If literary problems from 1929 that a prominent woman writer like Woolf considered at length still remain unsolved today, it seems fair to say that our contemporary literary schools developed out of a deliberate exclusion of women writers. This indicates that postmodernism is not only passé, but, in fact, that parts of postmodernism were never going to be useful for a progressive society. This is because postmodernism began as a movement by white men critiquing previous work by white men, never pausing to look outside of themselves to consider if people of other genders or races might have something interesting to contribute. Woolf’s contradictory relationship to postmodern tenets is proof that she, and likely others, were overlooked.

This isn’t to say that the entire project of postmodernism was useless. It did its work in exposing the arbitrary nature of many, if not most, aspects of our lives. It questioned our assumptions, our values, asked if we knew where things began and then asked us to look again. But for all its good, postmodernism has been ripping a hole in the literary fabric by failing to address this gendered critique, dragging the tapestry down as it overstays its welcome.

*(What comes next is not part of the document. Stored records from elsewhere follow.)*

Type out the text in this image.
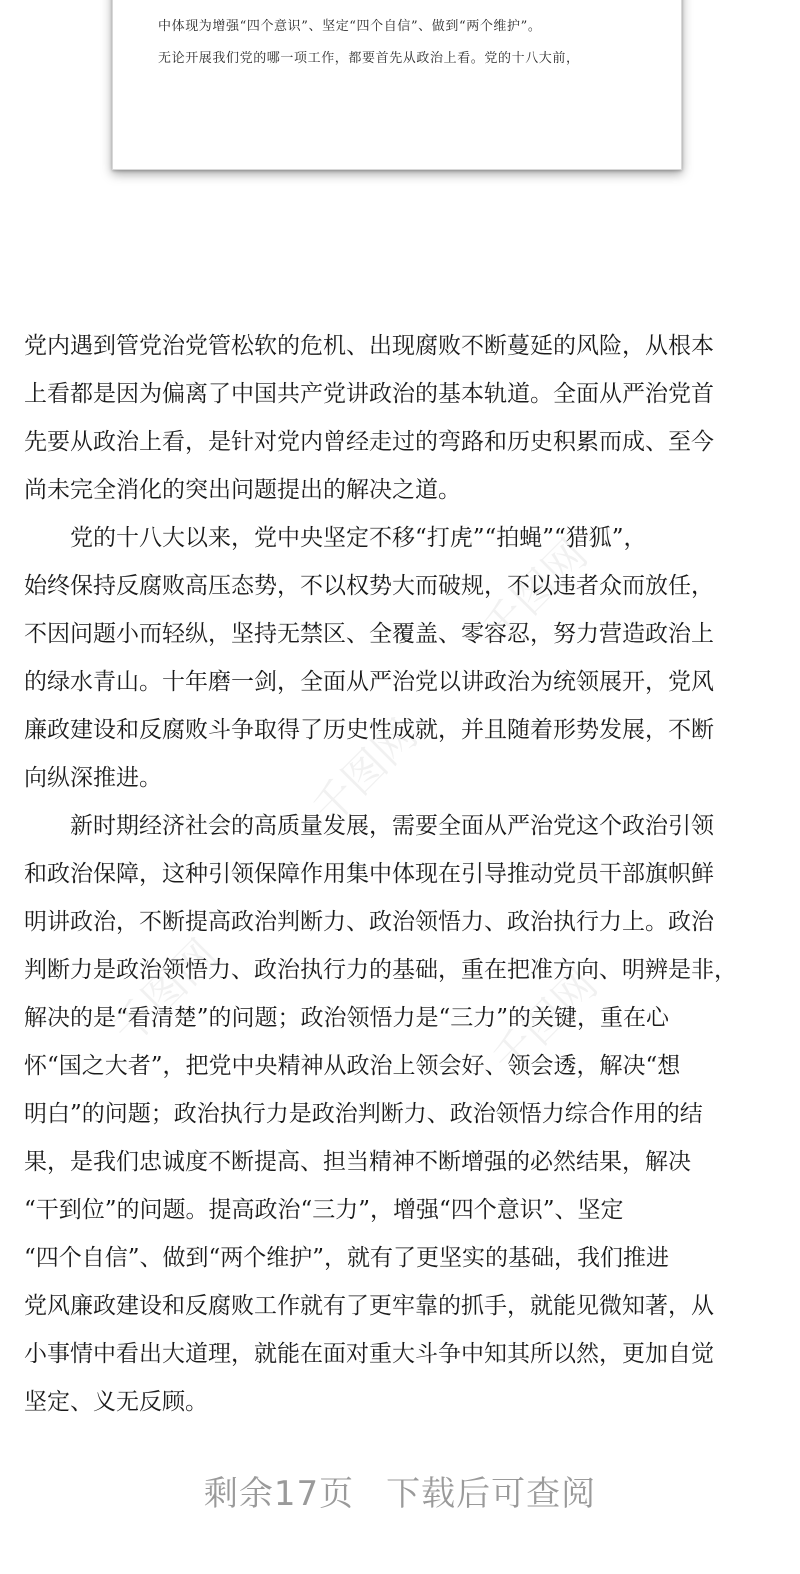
中体现为增强“四个意识”、坚定“四个自信”、做到“两个维护”。
无论开展我们党的哪一项工作，都要首先从政治上看。党的十八大前，
千图网
千图网
千图网	千图网
党内遇到管党治党管松软的危机、出现腐败不断蔓延的风险，从根本
上看都是因为偏离了中国共产党讲政治的基本轨道。全面从严治党首
先要从政治上看，是针对党内曾经走过的弯路和历史积累而成、至今
尚未完全消化的突出问题提出的解决之道。
　　党的十八大以来，党中央坚定不移“打虎”“拍蝇”“猎狐”，
始终保持反腐败高压态势，不以权势大而破规，不以违者众而放任，
不因问题小而轻纵，坚持无禁区、全覆盖、零容忍，努力营造政治上
的绿水青山。十年磨一剑，全面从严治党以讲政治为统领展开，党风
廉政建设和反腐败斗争取得了历史性成就，并且随着形势发展，不断
向纵深推进。
　　新时期经济社会的高质量发展，需要全面从严治党这个政治引领
和政治保障，这种引领保障作用集中体现在引导推动党员干部旗帜鲜
明讲政治，不断提高政治判断力、政治领悟力、政治执行力上。政治
判断力是政治领悟力、政治执行力的基础，重在把准方向、明辨是非，
解决的是“看清楚”的问题；政治领悟力是“三力”的关键，重在心
怀“国之大者”，把党中央精神从政治上领会好、领会透，解决“想
明白”的问题；政治执行力是政治判断力、政治领悟力综合作用的结
果，是我们忠诚度不断提高、担当精神不断增强的必然结果，解决
“干到位”的问题。提高政治“三力”，增强“四个意识”、坚定
“四个自信”、做到“两个维护”，就有了更坚实的基础，我们推进
党风廉政建设和反腐败工作就有了更牢靠的抓手，就能见微知著，从
小事情中看出大道理，就能在面对重大斗争中知其所以然，更加自觉
坚定、义无反顾。
剩余17页 下载后可查阅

For my part, I think there’s nothing left to be gained from this irony, this solipsism, the extinguishing emptiness of the postmodern world. In a world where violence and hate speech are skyrocketing perhaps in part due to this rampant postmodern depersonalization, maybe what we need is not more explorations of how meaningless everything is, but a radical reassertion of that meaning, the kind of hope that kept Woolf alive.

It was the war that ultimately killed Virginia. She had been deeply unsettled by the First World War, and her diaries and letters indicate a growing sense of dread as the Second World War advanced in the last years of her life. While we’re not on the obvious brink of a world war now, it feels similarly easy to despair at advancing right-wing populism across the globe. But having grown up in postmodernism’s grasp, I would rather write towards hope, that truth that Woolf considered our great chance in this world.

In order to be productive, post-postmodern fiction must let go of the solipsistic irony borne out of exclusionary white male narratives. These post-postmodern works must allow writers of all perspectives to dismantle societal narratives and structures like a postmodernist. At the same time, such works must illuminate unseen spaces in literature, like Woolf called for in A Room of One’s Own, and they must resist postmodernism by remaining optimistic and unironic in the process. Drawing on Waugh, these writers must seek to understand their (whole) self in terms of problematic social structures rather than denying the existence of the self because of these structures.

coverWe are never going to see the world or ourselves with complete objectivity, nor should we have to. The intrinsic failure of objectivity should not be taken as cause for despair, because this despair then masks the simple beauty that keeps us alive, as Woolf argued. That humans are fallible is part of what makes us endearing to each other. Woolf writes in Jacob’s Room, “In any case life is but a procession of shadows, and God knows why it is that we embrace them so eagerly, and see them depart with such anguish, being shadows.” It is merely because, “Such is the manner of our seeing. Such the conditions of our love.”